Senior Advisor Communication for Development
Division of Policy and Practice
UNICEF, New York, HQ
Education: Master’s, New York University (USA); Bachelor’s, University of Colorado (USA)
Field of Study: Public Health Policy, Political Science
Languages: English, French, Portuguese
“I am proud to serve as an international civil servant and feel privileged to know a few parts of this small, fragile and interdependent Earth of ours.”
I joined UNICEF in 1989. I had been working on human rights issues, including capital punishment, for Amnesty International USA, and wanted a focus on children that was still rights-oriented. I was fortunate to join the US Fund for UNICEF as Regional Director for the Northeast Region in 1986. After working for three years at the US Fund, I applied for a job in the newly created Private Sector Fundraising Unit in the UNICEF Greeting Card Operation (now PFP). I worked for almost five years during at a period of major growth in revenues generated through National Committees, with increased respect within UNICEF for the role of the private sector, including small donors like myself, ordinary people who give $40 or $50. Wanting to move to the field, I was accepted as Reports Officer during the Rwanda genocide in 1994. I was inexperienced and poorly briefed going to the Rwanda Emergency Office: The sights, sounds, smells and on-the-ground experiences in refugee camps in Goma, Zaire (now DRC), and the political maneuverings of the UN and the governments of many countries impacted me tremendously.

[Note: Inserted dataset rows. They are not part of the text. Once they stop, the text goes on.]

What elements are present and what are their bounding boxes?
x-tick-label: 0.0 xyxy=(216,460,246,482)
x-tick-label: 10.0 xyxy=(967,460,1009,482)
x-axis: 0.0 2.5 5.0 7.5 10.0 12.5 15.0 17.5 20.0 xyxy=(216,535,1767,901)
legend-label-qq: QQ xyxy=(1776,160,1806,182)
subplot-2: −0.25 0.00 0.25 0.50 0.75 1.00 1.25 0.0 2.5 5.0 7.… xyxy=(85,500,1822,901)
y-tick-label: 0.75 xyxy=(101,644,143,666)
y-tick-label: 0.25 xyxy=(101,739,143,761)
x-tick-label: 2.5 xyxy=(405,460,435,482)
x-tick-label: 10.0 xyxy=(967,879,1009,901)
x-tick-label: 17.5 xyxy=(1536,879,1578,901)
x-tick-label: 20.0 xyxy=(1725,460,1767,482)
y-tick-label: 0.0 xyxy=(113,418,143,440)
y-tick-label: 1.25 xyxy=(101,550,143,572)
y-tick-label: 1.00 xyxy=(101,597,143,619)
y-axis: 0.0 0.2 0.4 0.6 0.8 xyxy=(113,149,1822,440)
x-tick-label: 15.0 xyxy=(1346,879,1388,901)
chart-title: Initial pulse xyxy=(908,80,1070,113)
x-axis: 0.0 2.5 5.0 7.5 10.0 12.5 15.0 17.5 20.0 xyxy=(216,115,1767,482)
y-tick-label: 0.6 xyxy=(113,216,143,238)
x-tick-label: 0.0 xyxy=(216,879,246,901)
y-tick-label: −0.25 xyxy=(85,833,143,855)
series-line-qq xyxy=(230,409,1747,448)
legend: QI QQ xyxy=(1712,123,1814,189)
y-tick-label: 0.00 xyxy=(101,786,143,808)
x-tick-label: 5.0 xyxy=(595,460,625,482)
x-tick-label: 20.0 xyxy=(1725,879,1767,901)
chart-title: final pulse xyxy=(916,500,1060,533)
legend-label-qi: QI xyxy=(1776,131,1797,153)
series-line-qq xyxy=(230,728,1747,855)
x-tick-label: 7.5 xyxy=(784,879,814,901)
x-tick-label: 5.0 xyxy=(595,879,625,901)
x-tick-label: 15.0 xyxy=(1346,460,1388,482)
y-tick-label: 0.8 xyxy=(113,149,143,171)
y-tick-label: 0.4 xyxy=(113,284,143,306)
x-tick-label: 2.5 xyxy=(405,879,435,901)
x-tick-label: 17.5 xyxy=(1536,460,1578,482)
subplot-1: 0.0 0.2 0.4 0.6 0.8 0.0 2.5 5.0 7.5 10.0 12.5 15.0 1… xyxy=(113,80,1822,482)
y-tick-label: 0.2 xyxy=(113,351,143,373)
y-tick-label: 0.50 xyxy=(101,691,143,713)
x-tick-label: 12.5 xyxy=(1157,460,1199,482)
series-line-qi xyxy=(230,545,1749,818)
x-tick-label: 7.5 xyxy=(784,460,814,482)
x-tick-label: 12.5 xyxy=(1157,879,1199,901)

A typical day for me begins at 7:30 or 8:00 a.m., as I cherish the quiet time to review incoming messages and perhaps provide inputs on a couple documents before colleagues arrive. I spend a lot of time in meetings and discussions. I have learned that while many messages can be deleted or left unread, most others, especially those from colleagues in the field, require – indeed, deserve – a response. Because C4D is cross-sectorial, we are requested to participate in processes, input to documents, or provide technical assistance in all programme sectors. I love the multi-sectorial nature of Communication for Development.
Although the challenges we face are numerous and complex, I have been fortunate to have worked with dozens of fine National and International staff and government staff, NGO partners and girls, boys and women and men. My most satisfying period in UNICEF was as head of the Landmines and Small Arms Team, when we managed, despite little institutional support, to keep the issues of unexploded ordinance and armed violence on the agenda.
My advice to aspiring UNICEF applicants- is four-fold. First, re-read the Mission and Guiding Principles of UNICEF from time to time and reflect on how you embody them in your daily work. Second, be willing and able to go to the field. Third, do not describe only what you have done but HOW what you have done will contribute to fulfilling the responsibilities of a particular job. Finally, tailor your CV and cover letter to the specific post and ensure your grammar and spelling are correct before sending them off.